Les vœux du préfet Cyrille Le Vély
Le 20 décembre dernier, le préfet s’est lui aussi conformé aux traditionnels vœux, un exercice qu’il juge nécessaire et utile, mais qu’il a souhaité réaliser en sortant du modèle bilan et perspectives. Cyrille le Vély se dit en effet dans la continuité, car chaque dossier traité concerne la vie quotidienne de tous et ne s’arrête pas à date.
Bien entendu, certains sujets s’imposent d’eux-mêmes et auront cette année encore toute l’attention ou le soutien des services de l’État : traitement des déchets, problématique de l’eau, de l’assainissement et de l’énergie, la prévention des risques naturels, la construction de logements, mais aussi, le développement de la pêche et de l’agriculture, pour une moindre dépendance des importations, la souveraineté alimentaire étant un axe fort souhaité par le gouvernement. Nous sommes donc bien dans la continuité de 2025… et certains dossiers verront enfin leur avènement comme la cité judiciaire et administrative. Seize nouveaux fonctionnaires ont d’ores et déjà été recrutés pour renforcer les effectifs sur des sujets jusque-là traités en Guadeloupe et qui le seront désormais sur le territoire.
L’installation de tous les services devrait être effective d’ici la fin de l’année… tout comme le tribunal de plein exercice et l’installation d’un établissement pénitencier. Mais au-delà de ces dossiers d’actualité, on retiendra des projets qui sortent un peu des sentiers battus et qui tirent leur essence de trois constats, issus de ses observations depuis son arrivée, il y a presque un an.
Saint-Martin, une terre d’histoire et de culture
Si on enseigne « nos ancêtres les Gaulois » aux enfants de l’Hexagone, nul Taïnos des Grandes Antilles ou Kalinagos des petites Antilles pour les enfants des îles. L’histoire de ces peuples, bien que lointaine, a façonné la réalité d’aujourd’hui et de nombreux parallèles peuvent être faits ne serait-ce que les mouvements de population. Ces premiers Antillais ont laissé une large empreinte et de nombreux héritages dans les sociétés créoles contemporaines. Mais l’histoire des îles a également été marquée par les différentes conquêtes, par les États, par les grandes firmes nationales qui ont délimité les règles du commerce… tout ce substrat se retrouve aujourd’hui encore avec des suprématies sur certaines infrastructures. Pour Cyrille Le Vély, c’est une nécessité de prendre en compte cette histoire et de l’expliquer aujourd’hui aux plus jeunes générations.
C’est ainsi qu’il a proposé au Président Mussington de créer une « commission mémorielle » pour objectiver le lien entre la France, dont il est le représentant et l’histoire de Saint-Martin. Elle serait basée sur l’implication de bénévoles qui documenteraient la manière dont l’île s’est construite au fil des siècles, pour tirer les enseignements du passé, gommer certains clivages et expliquer les relations sociales ou l’organisation politique et administrative, telles qu’elles est aujourd’hui. Cela pourrait se concrétiser lors d’événements tels que le 11 novembre.

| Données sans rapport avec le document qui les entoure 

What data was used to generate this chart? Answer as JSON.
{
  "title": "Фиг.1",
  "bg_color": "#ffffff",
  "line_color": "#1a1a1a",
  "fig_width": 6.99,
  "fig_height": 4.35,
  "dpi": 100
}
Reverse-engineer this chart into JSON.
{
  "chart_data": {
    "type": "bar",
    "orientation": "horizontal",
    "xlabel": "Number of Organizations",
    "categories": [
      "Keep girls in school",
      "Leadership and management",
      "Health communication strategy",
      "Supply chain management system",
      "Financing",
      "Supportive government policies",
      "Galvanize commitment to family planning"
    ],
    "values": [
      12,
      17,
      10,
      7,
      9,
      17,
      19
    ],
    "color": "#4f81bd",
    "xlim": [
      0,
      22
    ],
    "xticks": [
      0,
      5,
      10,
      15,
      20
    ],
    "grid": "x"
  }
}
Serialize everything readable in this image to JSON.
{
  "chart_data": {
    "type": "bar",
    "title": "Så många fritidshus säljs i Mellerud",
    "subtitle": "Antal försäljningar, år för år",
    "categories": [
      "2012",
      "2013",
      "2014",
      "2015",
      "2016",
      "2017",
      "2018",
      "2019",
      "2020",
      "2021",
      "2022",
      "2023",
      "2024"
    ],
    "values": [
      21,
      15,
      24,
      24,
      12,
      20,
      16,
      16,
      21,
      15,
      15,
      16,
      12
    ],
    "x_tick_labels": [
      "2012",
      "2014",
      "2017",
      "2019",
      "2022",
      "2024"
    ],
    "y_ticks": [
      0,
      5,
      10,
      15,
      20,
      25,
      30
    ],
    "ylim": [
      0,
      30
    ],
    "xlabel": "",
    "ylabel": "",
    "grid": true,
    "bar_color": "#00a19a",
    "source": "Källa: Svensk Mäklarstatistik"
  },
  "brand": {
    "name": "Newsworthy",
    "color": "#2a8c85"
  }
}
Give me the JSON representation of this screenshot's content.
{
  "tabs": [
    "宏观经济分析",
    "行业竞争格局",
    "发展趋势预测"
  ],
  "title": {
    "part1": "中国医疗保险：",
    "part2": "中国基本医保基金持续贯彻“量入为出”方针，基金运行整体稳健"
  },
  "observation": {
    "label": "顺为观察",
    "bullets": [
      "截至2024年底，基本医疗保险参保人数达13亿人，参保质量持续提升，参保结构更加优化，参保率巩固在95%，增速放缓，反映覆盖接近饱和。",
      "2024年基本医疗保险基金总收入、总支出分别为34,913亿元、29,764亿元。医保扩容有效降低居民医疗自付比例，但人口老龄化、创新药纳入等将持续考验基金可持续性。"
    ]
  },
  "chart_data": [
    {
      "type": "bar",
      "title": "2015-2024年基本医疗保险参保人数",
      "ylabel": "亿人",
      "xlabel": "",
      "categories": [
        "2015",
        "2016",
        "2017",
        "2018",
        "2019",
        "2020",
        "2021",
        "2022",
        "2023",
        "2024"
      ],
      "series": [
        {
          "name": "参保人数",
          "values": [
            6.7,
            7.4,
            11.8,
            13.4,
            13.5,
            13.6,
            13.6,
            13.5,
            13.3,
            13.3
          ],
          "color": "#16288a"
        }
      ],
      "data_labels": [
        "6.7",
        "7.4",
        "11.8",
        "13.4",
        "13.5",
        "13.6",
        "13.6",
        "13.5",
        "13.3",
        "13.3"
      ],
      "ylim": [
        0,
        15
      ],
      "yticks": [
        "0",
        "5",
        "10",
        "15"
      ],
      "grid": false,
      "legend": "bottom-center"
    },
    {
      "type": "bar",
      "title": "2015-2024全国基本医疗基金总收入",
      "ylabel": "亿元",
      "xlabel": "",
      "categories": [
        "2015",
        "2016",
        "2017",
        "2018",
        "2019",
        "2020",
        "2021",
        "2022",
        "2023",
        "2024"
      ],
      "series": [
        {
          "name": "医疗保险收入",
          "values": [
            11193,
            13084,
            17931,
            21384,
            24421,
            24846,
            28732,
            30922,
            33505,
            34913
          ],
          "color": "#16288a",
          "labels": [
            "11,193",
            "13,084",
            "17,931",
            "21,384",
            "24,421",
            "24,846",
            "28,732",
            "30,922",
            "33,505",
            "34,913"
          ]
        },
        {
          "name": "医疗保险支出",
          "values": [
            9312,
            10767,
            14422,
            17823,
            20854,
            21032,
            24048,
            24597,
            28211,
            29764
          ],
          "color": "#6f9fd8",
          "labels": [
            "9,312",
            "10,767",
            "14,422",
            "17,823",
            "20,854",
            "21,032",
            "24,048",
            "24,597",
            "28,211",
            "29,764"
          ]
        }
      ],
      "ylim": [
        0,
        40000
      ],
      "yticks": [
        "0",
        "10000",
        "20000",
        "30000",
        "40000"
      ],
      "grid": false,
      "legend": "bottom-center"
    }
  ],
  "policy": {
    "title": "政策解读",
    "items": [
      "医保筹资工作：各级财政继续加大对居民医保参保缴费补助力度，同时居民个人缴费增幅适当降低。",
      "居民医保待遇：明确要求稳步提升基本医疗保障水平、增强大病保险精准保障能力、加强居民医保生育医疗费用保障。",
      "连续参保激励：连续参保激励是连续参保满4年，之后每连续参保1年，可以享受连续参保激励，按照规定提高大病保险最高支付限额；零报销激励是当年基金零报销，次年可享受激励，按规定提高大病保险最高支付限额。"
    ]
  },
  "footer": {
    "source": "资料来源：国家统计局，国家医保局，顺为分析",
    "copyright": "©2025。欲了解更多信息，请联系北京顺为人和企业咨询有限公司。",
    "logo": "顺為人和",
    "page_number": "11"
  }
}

Une coopération régionale accrue
Pour le Préfet, le corollaire de ce premier constat est la nécessité d’une coopération régionale accrue. Dans le contexte géopolitique actuel, les petits états ont en effet tout intérêt à se regrouper pour mieux se faire entendre. C’est ainsi que c’est construits l’Europe, c’est ainsi que la Caraïbe doit se mobiliser pour retrouver l’identité qu’elle avait autrefois et pour être plus forte en considérant ses problématiques et en mutualisant les solutions possibles.
Le Yin et le Yang
Le troisième constat concerne la nécessité d’un « État fort », certes à sa place, mais aux côtés de la population. Cette présence qui ne s’exerce pas uniquement sur les missions régaliennes réalisées par les différents services, garantit le respect des lois dans l’intérêt collectif. Le partenariat avec la Collectivité est également essentiel… c’est en quelque sorte le Yin et le Yang, qui font que les choses avancent grâce à un travail quotidien commun. 2027, célèbrera les dix ans du passage dévastateur d’Irma. Pour Cyrille Le Vély, si l’on ne peut effacer cet épisode douloureux, on peut en faire disparaître les stigmates. 2026 sera donc une année décisive car certains projets vont contribuer à retrouver l’attractivité touristique, l’achèvement des collèges, de la médiathèque, de la cité administrative et judiciaire avant la fin de l’année signeront la fin de la reconstruction et comme un nouveau départ.
Nous reviendrons dans nos prochaines éditions sur le dossier de la sécurité, qui fera l’objet d’un point de la Préfecture dès le début du mois de février.